Uptake of one and two molecules of CO2 by the molybdate dianion: a soluble, molecular oxide model system for carbon dioxide fixation

Tetrahedral [MoO4] (2-) readily binds CO2 at room temperature to produce a robust monocarbonate complex, [MoO3(k(2)-CO3)](2-), that does not release CO2 even at modestly elevated temperatures (up to 56 degrees C in solution and 70 degrees C in the solid state).

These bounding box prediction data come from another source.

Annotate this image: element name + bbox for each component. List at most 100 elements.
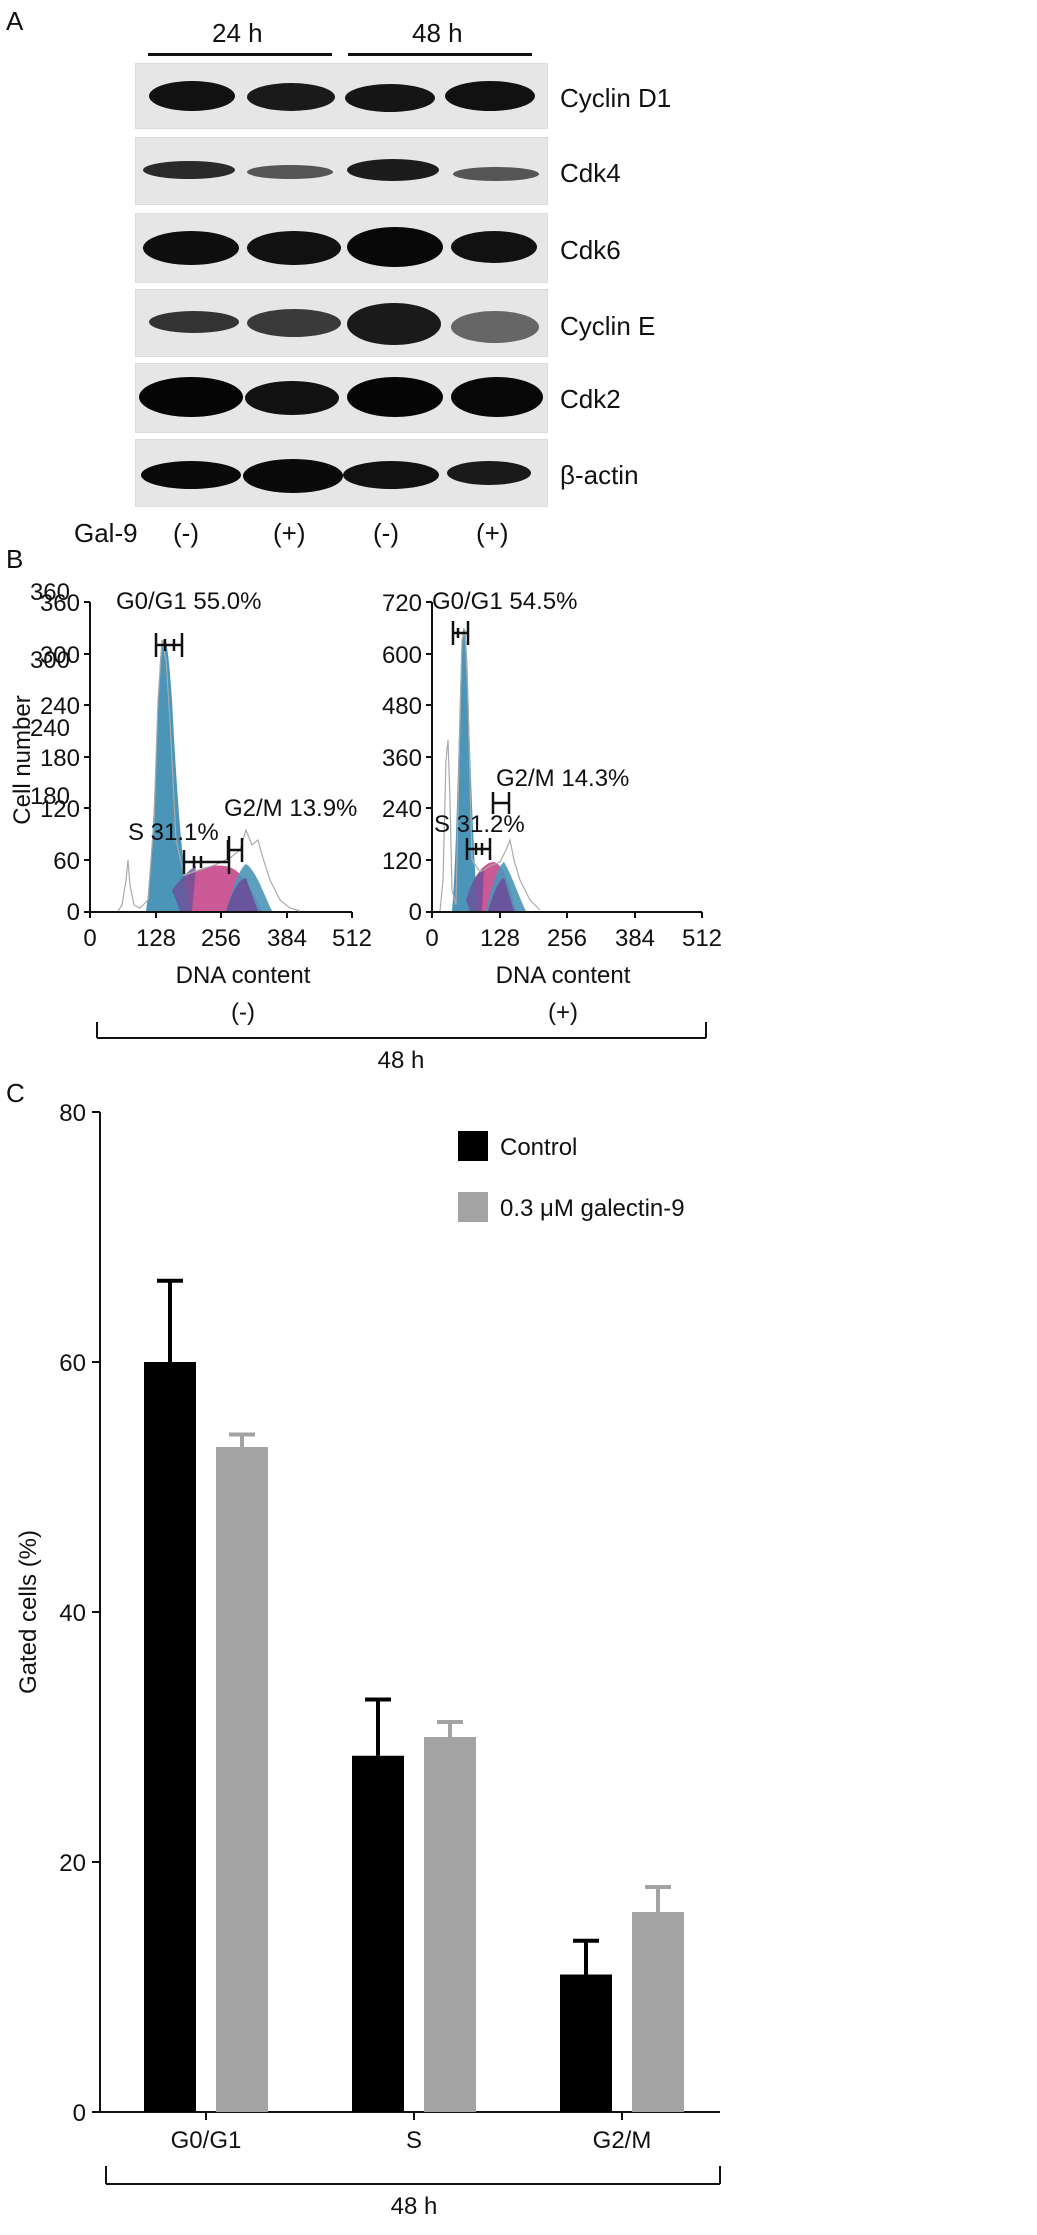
legend-label-control: Control <box>500 1134 577 1161</box>
protein-label-beta-actin: β-actin <box>560 460 639 490</box>
lane-sign-2: (+) <box>273 518 306 548</box>
lane-sign-3: (-) <box>373 518 399 548</box>
bar-chart: 0 20 40 60 80 G0/G1 S G2/M Gated cells (%) Con… <box>15 1100 721 2220</box>
xtick-label: 384 <box>615 925 655 952</box>
chart-time-bracket <box>105 2166 721 2185</box>
blot-strip-cyclin-d1 <box>135 63 548 129</box>
band <box>451 377 543 417</box>
overlap-area <box>172 866 196 911</box>
x-tick-label: G0/G1 <box>171 2127 242 2154</box>
ytick-label: 360 <box>30 579 70 606</box>
y-tick-label: 20 <box>59 1850 86 1877</box>
blot-strip-cyclin-e <box>135 289 548 357</box>
xtick-label: 256 <box>547 925 587 952</box>
blot-strip-cdk4 <box>135 137 548 205</box>
blot-strip-cdk2 <box>135 363 548 433</box>
g2m-area <box>486 862 526 911</box>
chart-y-ticks <box>92 1111 100 2113</box>
chart-x-tick-labels: G0/G1 S G2/M <box>171 2112 652 2154</box>
bar-control <box>560 1974 612 2112</box>
y-tick-label: 80 <box>59 1100 86 1127</box>
legend-label-galectin: 0.3 μM galectin-9 <box>500 1195 685 1222</box>
ytick-label: 0 <box>409 899 422 926</box>
chart-ylabel: Gated cells (%) <box>15 1530 42 1694</box>
xtick-label: 512 <box>332 925 372 952</box>
chart-xlabel: 48 h <box>391 2193 438 2220</box>
xtick-label: 128 <box>480 925 520 952</box>
y-tick-label: 40 <box>59 1600 86 1627</box>
xtick-label: 0 <box>425 925 438 952</box>
s-gate-label: S 31.1% <box>128 819 219 846</box>
y-tick-label: 0 <box>73 2100 86 2127</box>
protein-label-cdk6: Cdk6 <box>560 235 621 265</box>
lane-sign-4: (+) <box>476 518 509 548</box>
band <box>243 459 343 493</box>
time-bracket-48h <box>348 53 532 56</box>
bar-galectin <box>632 1912 684 2112</box>
band <box>343 461 439 489</box>
chart-legend: Control 0.3 μM galectin-9 <box>458 1131 685 1222</box>
band <box>453 167 539 181</box>
flow-condition: (+) <box>548 999 578 1026</box>
band <box>347 377 443 417</box>
band <box>347 159 439 181</box>
xtick-label: 512 <box>682 925 722 952</box>
band <box>139 377 243 417</box>
ytick-label: 180 <box>30 783 70 810</box>
panel-a-letter: A <box>6 6 24 36</box>
band <box>247 165 333 179</box>
protein-label-cdk2: Cdk2 <box>560 384 621 414</box>
protein-label-cdk4: Cdk4 <box>560 158 621 188</box>
x-ticks <box>89 912 353 918</box>
band <box>141 461 241 489</box>
overlap-area <box>466 868 484 911</box>
protein-label-cyclin-d1: Cyclin D1 <box>560 83 672 113</box>
chart-y-tick-labels: 0 20 40 60 80 <box>59 1100 86 2127</box>
xtick-label: 128 <box>136 925 176 952</box>
band <box>247 309 341 337</box>
bar-control <box>352 1755 404 2112</box>
xtick-label: 0 <box>83 925 96 952</box>
x-tick-label: S <box>406 2127 422 2154</box>
legend-swatch-galectin <box>458 1192 488 1222</box>
band <box>245 381 339 415</box>
s-gate-label: S 31.2% <box>434 811 525 838</box>
band <box>447 461 531 485</box>
x-ticks <box>431 912 703 918</box>
band <box>345 84 435 112</box>
s-phase-area <box>150 865 262 911</box>
ytick-label: 0 <box>67 899 80 926</box>
band <box>451 231 537 263</box>
ytick-label: 60 <box>53 848 80 875</box>
ytick-label: 300 <box>30 647 70 674</box>
blot-strip-beta-actin <box>135 439 548 507</box>
time-label-48h: 48 h <box>412 18 463 48</box>
panel-c-letter: C <box>6 1078 25 1108</box>
band <box>149 311 239 333</box>
overlap-area <box>226 878 258 911</box>
flow-time-label: 48 h <box>378 1047 425 1074</box>
ytick-label: 240 <box>30 715 70 742</box>
ytick-label: 120 <box>382 848 422 875</box>
overlap-area <box>488 878 514 911</box>
lane-sign-1: (-) <box>173 518 199 548</box>
protein-label-cyclin-e: Cyclin E <box>560 311 656 341</box>
bar-galectin <box>216 1447 268 2112</box>
time-bracket-flow <box>96 1022 707 1039</box>
chart-error-bars <box>157 1278 671 1975</box>
panel-b-letter: B <box>6 544 24 574</box>
band <box>143 161 235 179</box>
chart-bars <box>144 1362 684 2112</box>
y-tick-label: 60 <box>59 1350 86 1377</box>
flow-histogram-control: 360 300 240 180 <box>30 579 70 810</box>
time-bracket-24h <box>148 53 332 56</box>
x-tick-label: G2/M <box>593 2127 652 2154</box>
time-label-24h: 24 h <box>212 18 263 48</box>
band <box>143 231 239 265</box>
band <box>247 231 341 265</box>
s-phase-area <box>462 862 516 911</box>
band <box>347 303 441 345</box>
legend-swatch-control <box>458 1131 488 1161</box>
bar-control <box>144 1362 196 2112</box>
flow-xlabel: DNA content <box>176 962 311 989</box>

In the presence of excess carbon dioxide, a second molecule of CO2 binds to afford a pseudo-octahedral dioxo dicarbonate complex, [MoO2(k(2)-CO3)(2)](2-), the first structurally characterized transition-metal dicarbonate complex derived from CO2. The monocarbonate [MoO3(k(2)-CO3)](2-) reacts with triethylsilane in acetonitrile under an atmosphere of CO2 to produce formate (69% isolated yield) together with silylated molybdate ( quantitative conversion to [MoO3(OSiEt3)], 50% isolated yield) after 22 hours at 85 degrees C. This system thus illustrates both the reversible binding of CO2 by a simple transition-metal oxoanion and the ability of the latter molecular metal oxide to facilitate chemical CO2 reduction.